Fig. 4 |. Elevated somatic mutation burden in long-term survivors.

a, Bars indicate the total variant count of each primary tumor sample (n = 126), including SNVs, small-scale insertions and deletions (INDELs) and multinucleotide variants (MNVs). b, Tumor samples are ordered left to right from fewest to largest number of neoantigens (black bars). c, Bars indicate total number of large-scale structural variants (SVs) in primary tumors, including duplications, deletions, inversions and interchromosomal translocations. d, Bars indicate the proportion of each tumor genome affected by CNVs, including regions of gain, amplification, loss, homozygous deletion and copy-neutral loss of heterozygosity (LOH). e, Violin plots represent the tumor mutation burden, structural variant count and predicted neoantigen counts of tumor genomes in each survival group.
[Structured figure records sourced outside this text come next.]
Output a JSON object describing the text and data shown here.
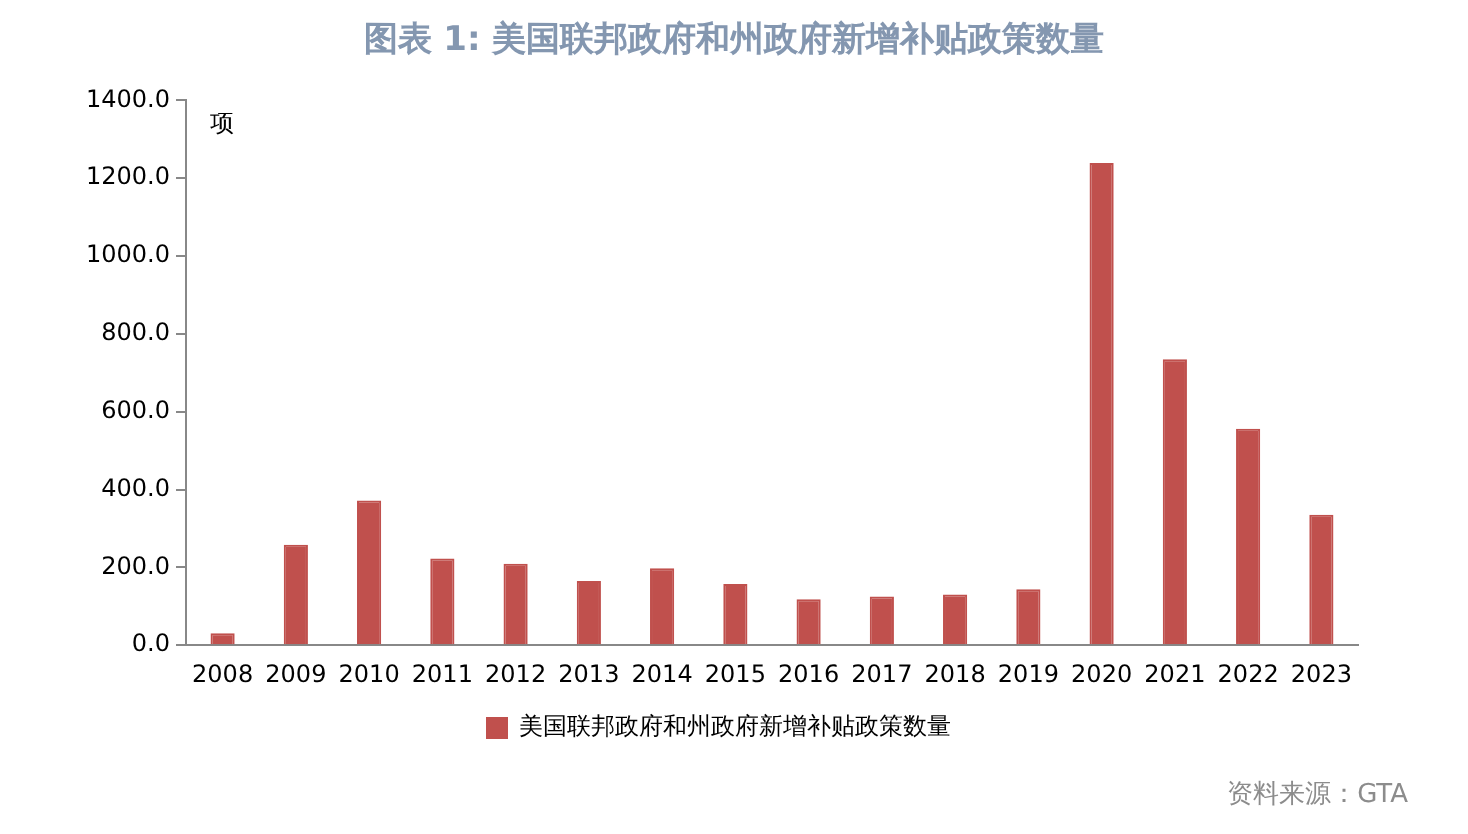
{
  "chart_data": {
    "type": "bar",
    "title": "图表 1:  美国联邦政府和州政府新增补贴政策数量",
    "ylabel": "项",
    "categories": [
      "2008",
      "2009",
      "2010",
      "2011",
      "2012",
      "2013",
      "2014",
      "2015",
      "2016",
      "2017",
      "2018",
      "2019",
      "2020",
      "2021",
      "2022",
      "2023"
    ],
    "series": [
      {
        "name": "美国联邦政府和州政府新增补贴政策数量",
        "color": "#c0504d",
        "values": [
          31,
          258,
          372,
          223,
          209,
          165,
          198,
          157,
          118,
          125,
          130,
          144,
          1239,
          735,
          556,
          335
        ]
      }
    ],
    "ylim": [
      0,
      1400
    ],
    "yticks": [
      {
        "value": 0,
        "label": "0.0"
      },
      {
        "value": 200,
        "label": "200.0"
      },
      {
        "value": 400,
        "label": "400.0"
      },
      {
        "value": 600,
        "label": "600.0"
      },
      {
        "value": 800,
        "label": "800.0"
      },
      {
        "value": 1000,
        "label": "1000.0"
      },
      {
        "value": 1200,
        "label": "1200.0"
      },
      {
        "value": 1400,
        "label": "1400.0"
      }
    ],
    "grid": false,
    "legend": "bottom",
    "annotations": [
      "资料来源：GTA"
    ]
  }
}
Dashed lines represent the median and dotted lines represent the lower and upper quartiles. Kruskal-Wallis (K-W) test P values are reported. STS, short-term survivor; MTS, moderate-term survivor; LTS, long-term survivor; mut/Mb, mutations per megabase. f, Forest plot indicates the HR (squares) and 95% Cl (whiskers) for progression-free and OS (n = 126 patients) calculated using a univariate Cox proportional hazard regression model based on genomic features as indicated; P values < 0.05 are colored red (*P < 0.05, **P < 0.01) and were not adjusted for multiple comparisons.

Fig. 5 |. Immune phenotypes of long-term survivors.
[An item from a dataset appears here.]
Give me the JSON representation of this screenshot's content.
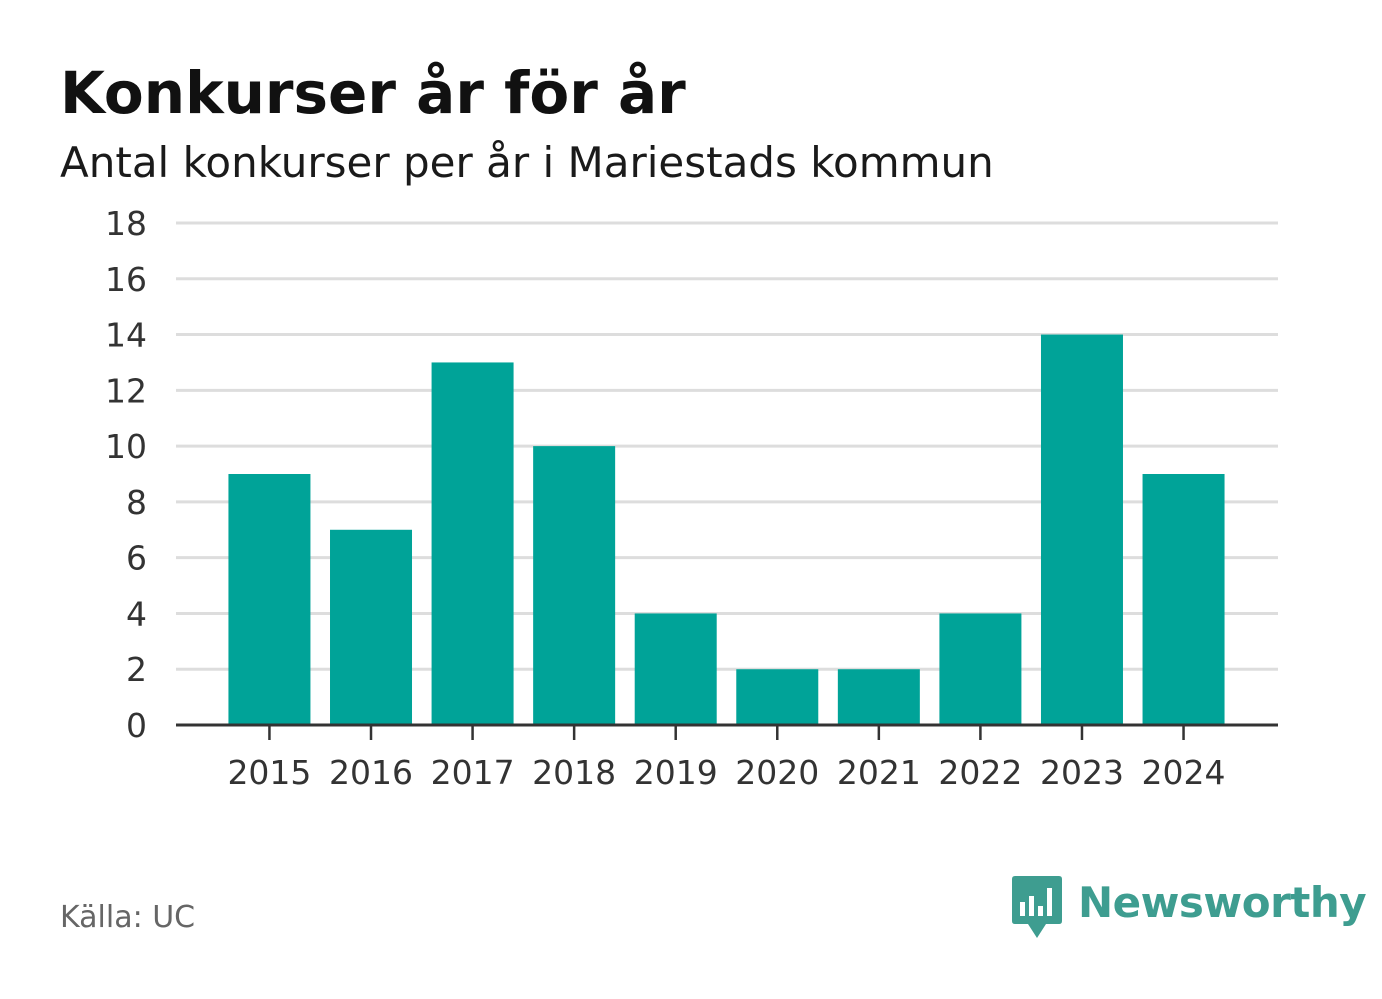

a, Heatmap of scaled abundance of immune cell types following consensus clustering based on CIBERSORTx estimated absolute abundance of immune cell types from bulk RNA-seq data of each primary tumor (n = 126). Five immune clusters were identified (IMM.1-IMM.5), and each patient (column) is annotated with survival group (LTS, long-term survivor; MTS, moderate-term survivor; STS, short-term survivor), status at last follow-up (D, dead; P, progressed and alive; PF, progression-free and alive), residual disease size and age at diagnosis (quartiles). CIBERSORTx absolute (abs) immune scores, tumor purity, neoantigen counts, structural variant (SV) counts and ploidy estimates are shown as quartiles. Tumor samples are also classified according to molecular subtype (Cl, mesenchymal; C2, immunoreactive; C4, differentiated; C5, proliferative). b,c, Kaplan-Meier analysis of progression-free survival (b) and OS (c) in patients stratified by immune clusters. P values were calculated by Mantel-Cox log-rank test, and dotted lines indicate median survival.

Fig. 6 |. Key features associated with exceptional survival in HGSC.
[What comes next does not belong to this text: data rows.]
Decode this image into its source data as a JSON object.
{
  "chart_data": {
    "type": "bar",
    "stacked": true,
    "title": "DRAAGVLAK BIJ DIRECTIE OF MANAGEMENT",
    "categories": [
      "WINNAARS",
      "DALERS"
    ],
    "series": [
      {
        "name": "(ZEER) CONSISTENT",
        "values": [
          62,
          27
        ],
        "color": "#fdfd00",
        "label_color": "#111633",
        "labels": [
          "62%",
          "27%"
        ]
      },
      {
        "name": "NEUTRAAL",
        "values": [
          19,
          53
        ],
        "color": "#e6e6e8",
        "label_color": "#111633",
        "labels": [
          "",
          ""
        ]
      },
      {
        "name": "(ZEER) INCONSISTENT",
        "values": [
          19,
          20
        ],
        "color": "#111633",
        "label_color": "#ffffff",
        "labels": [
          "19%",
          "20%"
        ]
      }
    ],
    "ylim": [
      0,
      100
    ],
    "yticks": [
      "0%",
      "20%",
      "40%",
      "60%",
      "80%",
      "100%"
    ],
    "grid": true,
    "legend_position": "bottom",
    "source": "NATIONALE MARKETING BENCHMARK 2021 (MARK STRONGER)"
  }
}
a, Spine plots showing the proportion of samples shared between the mutational signature clusters (left) and the immune clusters (right), with the number of overlapping samples indicated inside the colored bars. Also shown is the proportion of survival groups (STS, short-term survivor; MTS, moderate-term survivor; LTS, long-term survivor) in each cluster. Each of the two types of clusters is ordered horizontally and vertically by the overall proportion of LTS. The height of the bars indicates the number of samples in the cluster. b, Forest plot illustrates the HR (squares) and 95% CI (whiskers) for OS calculated using a univariate Cox proportional hazard regression model based on selected features; results were not adjusted for multiple comparisons (*P < 0.05, **P < 0.01, ***P < 0.001, ****P < 0.0001). Features are sorted top to bottom by smallest to largest HR and P values less than 0.05 in multivariable model are colored red. Complete univariable and multivariable results, including feature associations with progression-free survival, are provided in Supplementary Tables 13, 14. Ref indicates the reference used for categorical features, and n indicates the number of samples in the categorical group.